When I am at home I am often guilty of leading what I have come to call an ‘eye-level life’. Yesterday, for some unknown reason,  I broke this habit and found something surprising. The plaque commemorating the Bideford Witches.

Photo of plaque commemorating The Bideford Witches

Plaque commemorating The Bideford Witches, hanged in 1682


Bideford Town Hall. Bideford Witches plaque bottom left

Normally I go about my ordinary daily activities, paying little attention to my everyday surroundings and without raising my eyes above my normal line of vision. Yet when I am abroad or visiting a different town or city I go to its museums, look at its monuments and plaques,  take photographs and generally delight in my unfamiliar environment. My lack of curiosity – familiarity breeds contempt, perhaps? – about my local environment has caused me to be unaware of a fascinating piece of local history for ten years.

It is ironic that my fascination with Arthur Miller’s allegorical play, The Crucible, based on the Salem witch trials in Massachusetts between 1692-93, made me eager to visit the town which had been so consumed by witchcraft hysteria and had inspired a powerful piece of drama. I travelled hundreds of miles and yet here, virtually on my doorstep, was a tale of witchcraft much closer to home.

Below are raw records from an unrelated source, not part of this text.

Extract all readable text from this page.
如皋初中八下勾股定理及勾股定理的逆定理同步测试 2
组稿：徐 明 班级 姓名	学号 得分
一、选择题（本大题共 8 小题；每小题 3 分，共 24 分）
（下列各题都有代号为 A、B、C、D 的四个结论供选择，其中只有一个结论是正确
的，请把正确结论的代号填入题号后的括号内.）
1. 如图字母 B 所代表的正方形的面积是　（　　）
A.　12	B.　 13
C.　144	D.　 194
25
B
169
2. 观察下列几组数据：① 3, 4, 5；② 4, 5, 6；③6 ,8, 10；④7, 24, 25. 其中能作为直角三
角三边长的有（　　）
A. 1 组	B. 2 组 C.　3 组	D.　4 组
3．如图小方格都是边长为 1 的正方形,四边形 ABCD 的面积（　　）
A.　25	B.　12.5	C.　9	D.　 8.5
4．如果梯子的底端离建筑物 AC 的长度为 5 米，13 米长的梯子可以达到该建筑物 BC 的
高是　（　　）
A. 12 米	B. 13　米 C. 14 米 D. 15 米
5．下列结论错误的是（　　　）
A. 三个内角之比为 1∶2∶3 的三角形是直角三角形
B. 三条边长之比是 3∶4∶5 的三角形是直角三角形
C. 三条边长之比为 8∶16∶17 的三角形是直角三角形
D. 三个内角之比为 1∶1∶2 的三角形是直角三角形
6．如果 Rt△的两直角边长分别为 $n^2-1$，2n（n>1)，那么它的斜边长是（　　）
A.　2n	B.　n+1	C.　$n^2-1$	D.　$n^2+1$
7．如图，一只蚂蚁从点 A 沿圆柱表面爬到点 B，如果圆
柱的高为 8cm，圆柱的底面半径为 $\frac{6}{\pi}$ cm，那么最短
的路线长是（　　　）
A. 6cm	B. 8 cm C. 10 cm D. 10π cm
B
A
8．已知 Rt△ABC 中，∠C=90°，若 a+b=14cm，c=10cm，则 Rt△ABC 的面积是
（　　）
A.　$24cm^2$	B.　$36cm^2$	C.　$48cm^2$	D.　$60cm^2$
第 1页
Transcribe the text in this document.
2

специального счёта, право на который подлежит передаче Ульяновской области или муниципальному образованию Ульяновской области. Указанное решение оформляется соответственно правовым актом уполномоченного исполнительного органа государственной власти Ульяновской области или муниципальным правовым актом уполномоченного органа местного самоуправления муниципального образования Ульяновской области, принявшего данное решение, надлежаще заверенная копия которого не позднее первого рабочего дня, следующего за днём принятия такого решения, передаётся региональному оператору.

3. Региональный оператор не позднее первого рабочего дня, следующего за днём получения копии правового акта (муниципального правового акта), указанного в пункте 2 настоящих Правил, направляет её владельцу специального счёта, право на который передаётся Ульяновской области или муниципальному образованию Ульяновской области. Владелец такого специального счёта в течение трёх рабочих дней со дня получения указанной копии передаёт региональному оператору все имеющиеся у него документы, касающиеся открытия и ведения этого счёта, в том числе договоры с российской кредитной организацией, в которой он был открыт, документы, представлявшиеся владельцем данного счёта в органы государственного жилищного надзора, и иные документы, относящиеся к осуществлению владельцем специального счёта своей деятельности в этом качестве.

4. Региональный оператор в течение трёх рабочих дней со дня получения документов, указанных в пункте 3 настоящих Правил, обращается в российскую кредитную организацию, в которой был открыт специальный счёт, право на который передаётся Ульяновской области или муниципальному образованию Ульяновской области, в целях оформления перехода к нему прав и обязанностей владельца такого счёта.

I discovered that Temperence Lloyd, Susannah Edwards and Mary Trembles were tried, found guilty of practising witchcraft and went to the gallows on dubious confessions and evidence which was little more than malicious rumour and hearsay. Thousands of women were executed in England for ‘the crime of witchcraft’ during the sixteenth and seventeenth centuries and yet by 1682, the date of the Bideford Witches’ executions, the witchcraft hysteria was well on the wane and other women similarly accused were pardoned. Ben Bradshaw, MP for Exeter, has called it ‘a stain on our history’ and a campaign for a posthumous pardon for these three women was started in 2014.

It is likely these three – one, by some accounts, a senile old woman – were simply victims of religious hatred or intolerance or ignorance but perhaps there were other things in the Bideford of that time which caused them to be so unfortunately singled out. Women accusers revelling in the temporary influence and prominence their testimonies gave them in a society in which they had neither? Old scores being settled? Jealousy? Financial gain? To teach them a lesson? Perhaps their accusers expected them to be pardoned after all and never meant for them to be hanged? It is likely that we will never know the answer but that’s where imagination can take over and fill in the gaps.

I enjoy delving into the past to find inspiration for my writing and this experience has reminded me what nuggets of our past can be missed by leading an eye-level life in everyday routines. So I have made a promise to myself to break the habit.

Inspiration is all around us, if we only bother to take the time to look up and see it.